The Sea Ghost #1
Friday, March 04 2011
DiRT takes a look at The Sea Ghost #1 by Jay Piscopo and Nemo Publishing!
As a father of two young children, I can appreciate an “all ages” title a little bit more than the average comic book fan. To most, the idea of a “family friendly” book usually carries a connotation that it's written for kids and won't appeal to their more mature senses. However, often a book comes along that isn't written for children as much as it's just so strongly wholesome that it finds itself often overlooked by fans who have grown accustomed to dark and gritty tales. The Sea Ghost #1 from Nemo Publishing isn't really aimed at children. In reality, it's more of a throwback to a simpler time in comic book publishing where wholesome was the norm in society. If it weren't for a few modern publishing touches, this could easily be a long lost silver age gem and comic book fans of any age should stop and take a look.
Spun out of the pages of the Capt'n Eli graphic novels, The Sea Ghost comes from Atlantis and hosts a variety of powers. He seems to be very strong, can shoot energy beams from his hands, and has psychic abilities. Of course, ha can also breathe underwater, but shouldn't everyone from Atlantis? The Sea Ghost seems to occupy a character space somewhere between the classic version of Space Ghost and the Superfriends version of Batman. He's smart as well as strong, and often mediates matters instead of simply resorting to fisticuffs. His look is classic Alex Toth and creator Jay Piscopo plays the Toth-esque style for all it's worth. For every aspiring artist who says all the good classic looks are taken, Piscopo has them schooled with my number one new choice of character dying for an action figure.
Despite the classic look of the characters, the overall art has many post modern touches. The word balloons are not white slabs covering the artwork, but instead are translucent cells layered over the artwork. All the lettering has that crisp look of professional typefaces and colors are vivid and sharp. In some instances, even the layout of the individual panels seem to be based off of 3D modeled figures, though they still appear hand drawn. When Piscopo often seems to be looking backward for inspiration in his characters, he also seems to be looking forward to blaze a new course in the production of the book.

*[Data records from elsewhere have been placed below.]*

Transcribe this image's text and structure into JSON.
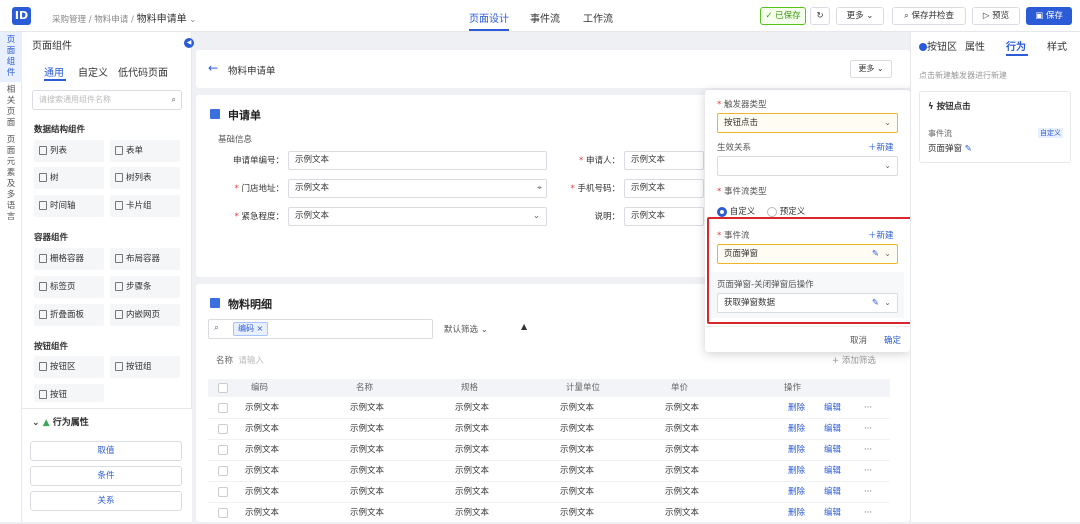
{
  "topbar": {
    "breadcrumb": [
      "采购管理",
      "物料申请"
    ],
    "doc_title": "物料申请单",
    "nav": [
      "页面设计",
      "事件流",
      "工作流"
    ],
    "saved": "已保存",
    "more": "更多",
    "save_check": "保存并检查",
    "preview": "预览",
    "save": "保存"
  },
  "strip": [
    "页面组件",
    "相关页面",
    "页面元素及多语言"
  ],
  "left": {
    "title": "页面组件",
    "tabs": [
      "通用",
      "自定义",
      "低代码页面"
    ],
    "search_placeholder": "请搜索通用组件名称",
    "sections": [
      {
        "title": "数据结构组件",
        "items": [
          "列表",
          "表单",
          "树",
          "树列表",
          "时间轴",
          "卡片组"
        ]
      },
      {
        "title": "容器组件",
        "items": [
          "栅格容器",
          "布局容器",
          "标签页",
          "步骤条",
          "折叠面板",
          "内嵌网页"
        ]
      },
      {
        "title": "按钮组件",
        "items": [
          "按钮区",
          "按钮组",
          "按钮"
        ]
      }
    ],
    "behavior": {
      "title": "行为属性",
      "buttons": [
        "取值",
        "条件",
        "关系"
      ]
    }
  },
  "page": {
    "title": "物料申请单",
    "more": "更多",
    "form": {
      "title": "申请单",
      "group": "基础信息",
      "fields": [
        {
          "label": "申请单编号：",
          "value": "示例文本",
          "req": false
        },
        {
          "label": "申请人：",
          "value": "示例文本",
          "req": true
        },
        {
          "label": "门店地址：",
          "value": "示例文本",
          "req": true
        },
        {
          "label": "手机号码：",
          "value": "示例文本",
          "req": true
        },
        {
          "label": "紧急程度：",
          "value": "示例文本",
          "req": true
        },
        {
          "label": "说明：",
          "value": "示例文本",
          "req": false
        }
      ]
    },
    "detail": {
      "title": "物料明细",
      "tag": "编码",
      "default_filter": "默认筛选",
      "name_label": "名称",
      "name_placeholder": "请输入",
      "add_filter": "+ 添加筛选",
      "columns": [
        "编码",
        "名称",
        "规格",
        "计量单位",
        "单价",
        "操作"
      ],
      "cell": "示例文本",
      "delete": "删除",
      "edit": "编辑",
      "rows": 6
    }
  },
  "popup": {
    "trigger_label": "触发器类型",
    "trigger_value": "按钮点击",
    "effect_label": "生效关系",
    "new": "新建",
    "flow_type_label": "事件流类型",
    "opt_custom": "自定义",
    "opt_preset": "预定义",
    "flow_label": "事件流",
    "flow_value": "页面弹窗",
    "after_label": "页面弹窗-关闭弹窗后操作",
    "after_value": "获取弹窗数据",
    "cancel": "取消",
    "ok": "确定"
  },
  "right": {
    "tabs": [
      "按钮区",
      "属性",
      "行为",
      "样式"
    ],
    "hint": "点击新建触发器进行新建",
    "trigger_title": "按钮点击",
    "flow_label": "事件流",
    "flow_tag": "自定义",
    "flow_value": "页面弹窗"
  }
}
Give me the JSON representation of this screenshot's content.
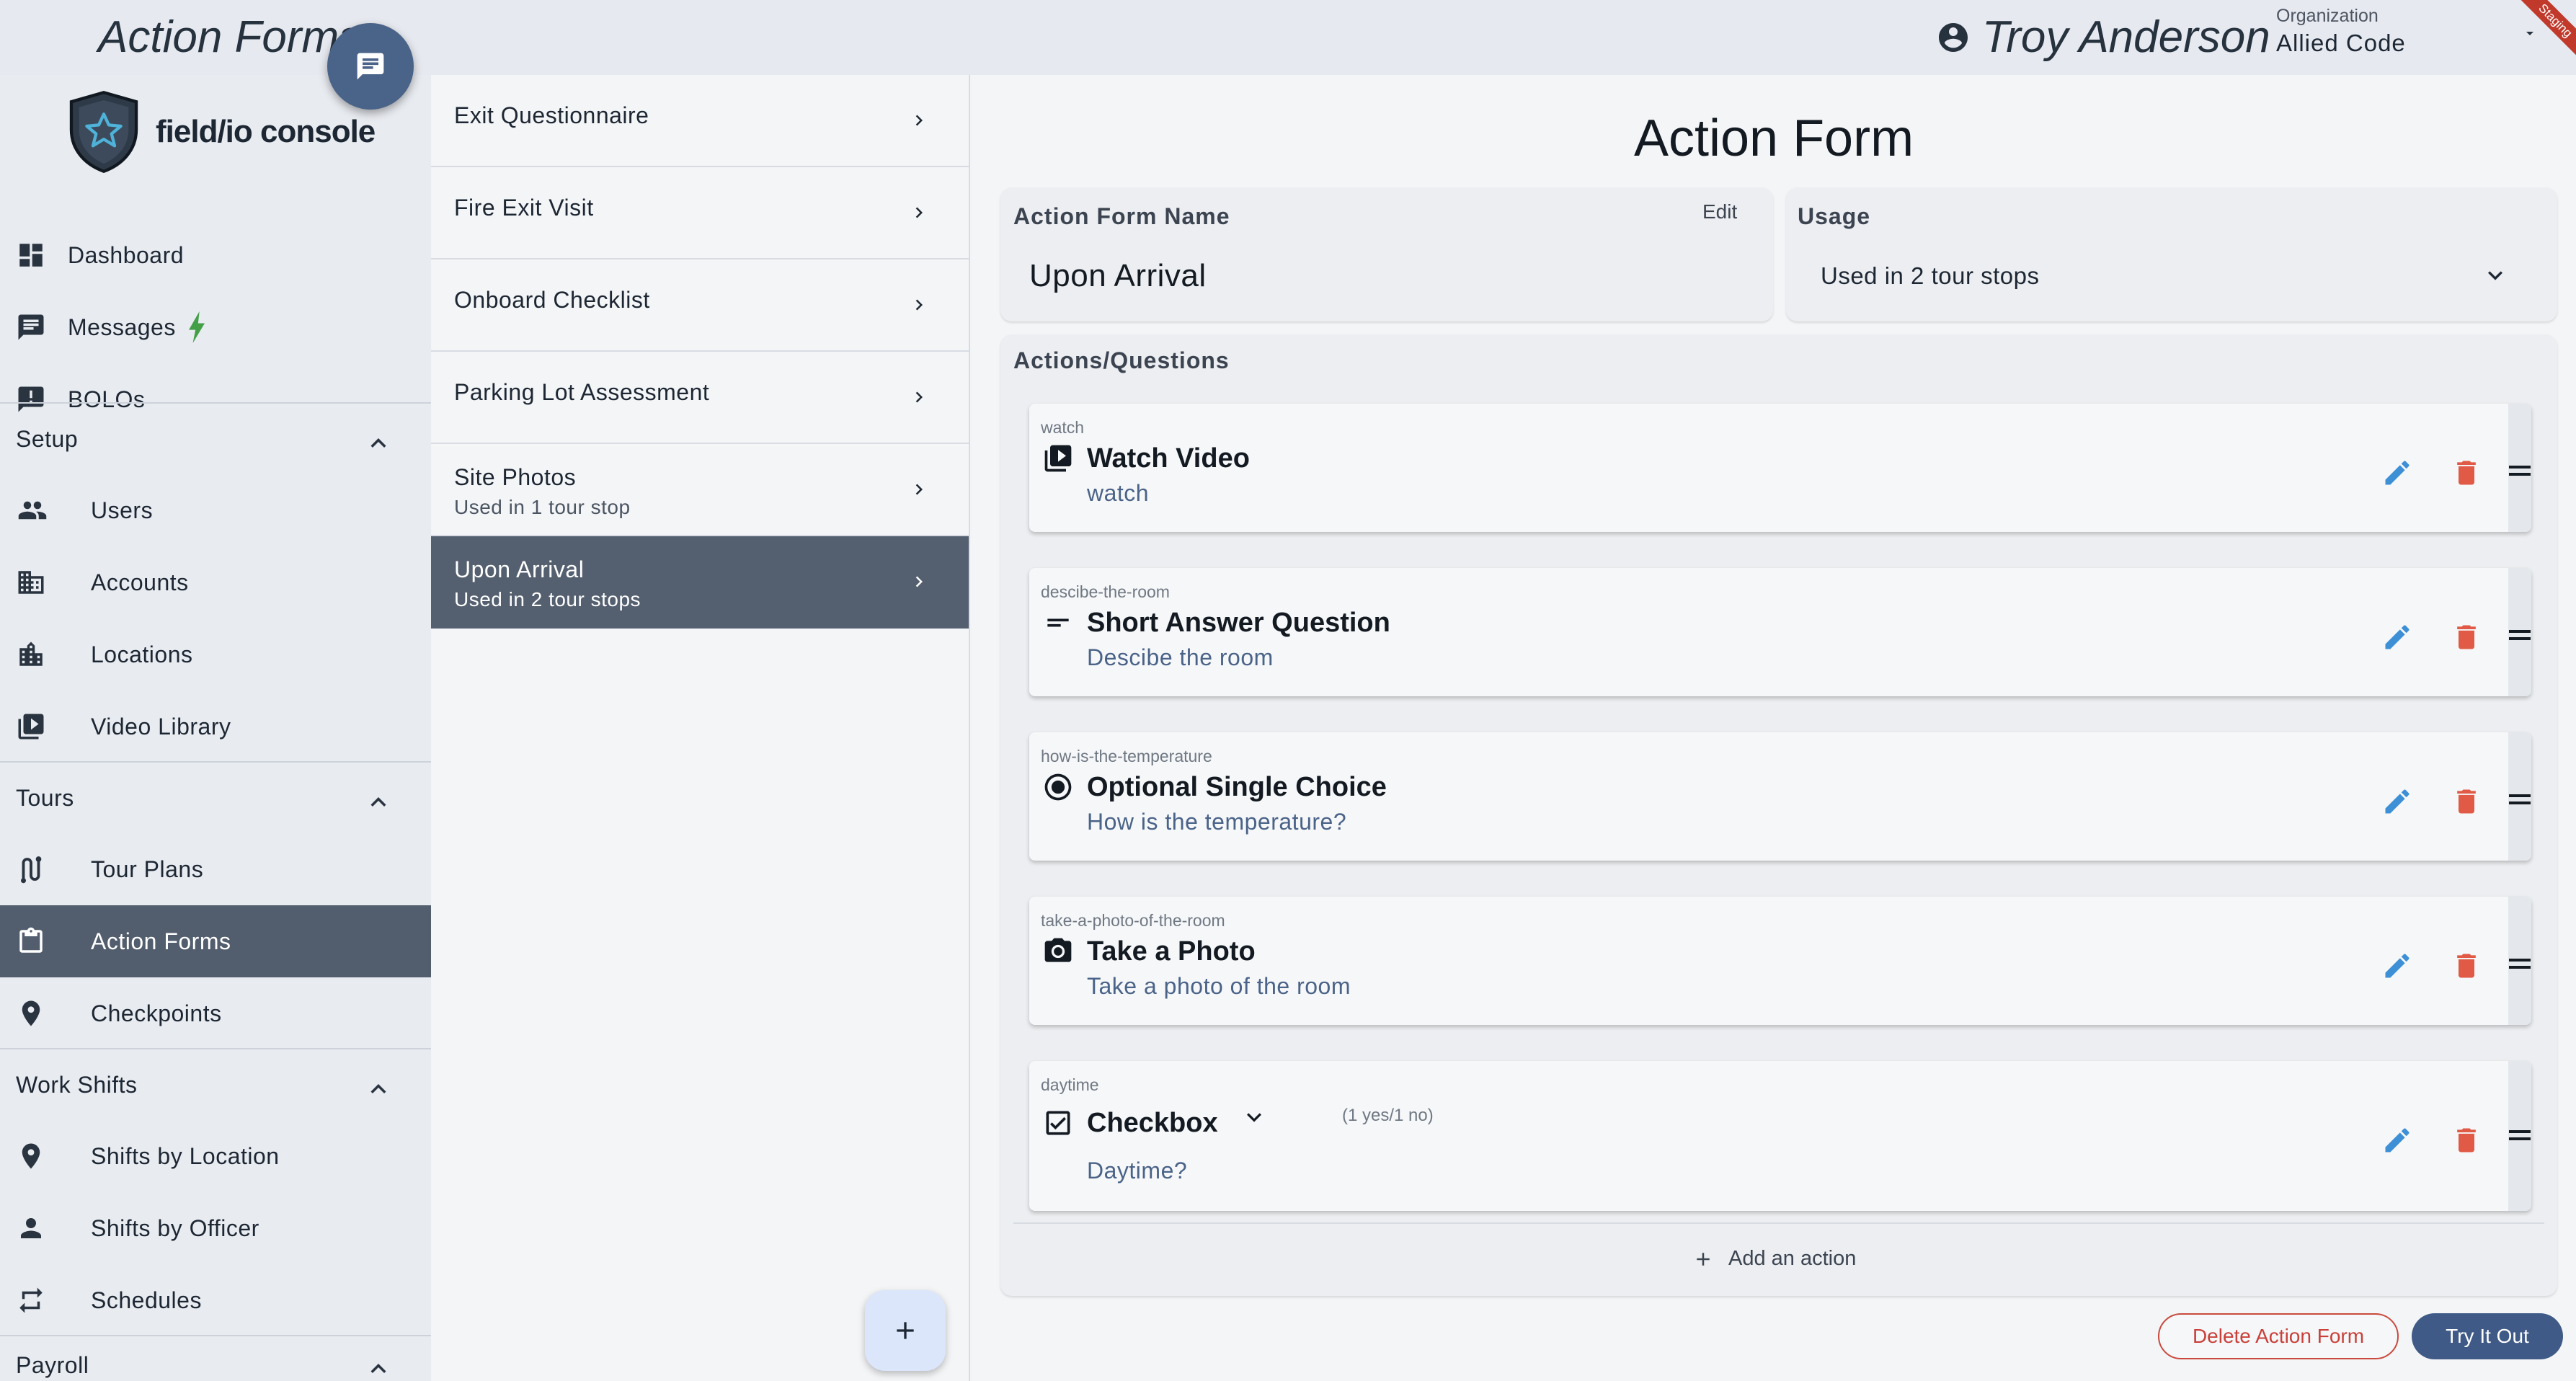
{
  "header": {
    "app_title": "Action Forms",
    "user_name": "Troy Anderson",
    "org_label": "Organization",
    "org_value": "Allied Code",
    "env_badge": "Staging"
  },
  "sidebar": {
    "brand": "field/io console",
    "top_items": [
      {
        "label": "Dashboard",
        "icon": "dashboard-icon"
      },
      {
        "label": "Messages",
        "icon": "message-icon",
        "badge_icon": "bolt-icon"
      },
      {
        "label": "BOLOs",
        "icon": "report-icon"
      }
    ],
    "sections": [
      {
        "label": "Setup",
        "items": [
          {
            "label": "Users",
            "icon": "users-icon"
          },
          {
            "label": "Accounts",
            "icon": "building-icon"
          },
          {
            "label": "Locations",
            "icon": "city-icon"
          },
          {
            "label": "Video Library",
            "icon": "video-library-icon"
          }
        ]
      },
      {
        "label": "Tours",
        "items": [
          {
            "label": "Tour Plans",
            "icon": "route-icon"
          },
          {
            "label": "Action Forms",
            "icon": "clipboard-icon",
            "active": true
          },
          {
            "label": "Checkpoints",
            "icon": "pin-icon"
          }
        ]
      },
      {
        "label": "Work Shifts",
        "items": [
          {
            "label": "Shifts by Location",
            "icon": "pin-icon"
          },
          {
            "label": "Shifts by Officer",
            "icon": "person-icon"
          },
          {
            "label": "Schedules",
            "icon": "repeat-icon"
          }
        ]
      },
      {
        "label": "Payroll",
        "items": []
      }
    ]
  },
  "form_list": {
    "items": [
      {
        "title": "Exit Questionnaire",
        "subtitle": ""
      },
      {
        "title": "Fire Exit Visit",
        "subtitle": ""
      },
      {
        "title": "Onboard Checklist",
        "subtitle": ""
      },
      {
        "title": "Parking Lot Assessment",
        "subtitle": ""
      },
      {
        "title": "Site Photos",
        "subtitle": "Used in 1 tour stop"
      },
      {
        "title": "Upon Arrival",
        "subtitle": "Used in 2 tour stops",
        "active": true
      }
    ]
  },
  "main": {
    "page_title": "Action Form",
    "name_label": "Action Form Name",
    "edit_label": "Edit",
    "name_value": "Upon Arrival",
    "usage_label": "Usage",
    "usage_value": "Used in 2 tour stops",
    "actions_label": "Actions/Questions",
    "actions": [
      {
        "slug": "watch",
        "title": "Watch Video",
        "desc": "watch",
        "icon": "video-icon"
      },
      {
        "slug": "descibe-the-room",
        "title": "Short Answer Question",
        "desc": "Descibe the room",
        "icon": "short-text-icon"
      },
      {
        "slug": "how-is-the-temperature",
        "title": "Optional Single Choice",
        "desc": "How is the temperature?",
        "icon": "radio-icon"
      },
      {
        "slug": "take-a-photo-of-the-room",
        "title": "Take a Photo",
        "desc": "Take a photo of the room",
        "icon": "camera-icon"
      },
      {
        "slug": "daytime",
        "title": "Checkbox",
        "desc": "Daytime?",
        "icon": "checkbox-icon",
        "extra": "(1 yes/1 no)"
      }
    ],
    "add_action_label": "Add an action",
    "delete_label": "Delete Action Form",
    "try_label": "Try It Out"
  },
  "colors": {
    "accent": "#4a6388",
    "active_row": "#545f6f",
    "pencil": "#3d8fd6",
    "trash": "#e05a45",
    "bolt": "#43a047"
  }
}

The story is probably the best throwback for classic comic book fans. Anyone familiar with the Kirby-esque stories of the past will instantly feel at home. The Sea Ghost finds himself mysteriously transported to another world where a Cthulhu inspired tentacle monster feeds a war between two races. To end the war, The Sea Ghost must fight off a dragon, escape from prison, and unite the two opposing sides together in a battle against this monster. It's a whimsical sci-fi tale that still retains that inability to shy away from discussions of death and loss in tales of battle often seen in classical literature. It's certainly safe for children to read, but I think it really is geared more towards adults and mature minds.
For $3.99, you get 31 pages of story, several pin-ups, and a note from Jay Piscopo explaining how much he loves classic cartoons, Alex Toth, Jack Kirby, and classic comic book “cartoonist” Ramona Fradon. It's a $4 love-fest of classic comics books and super-hero culture and simply can't be beaten.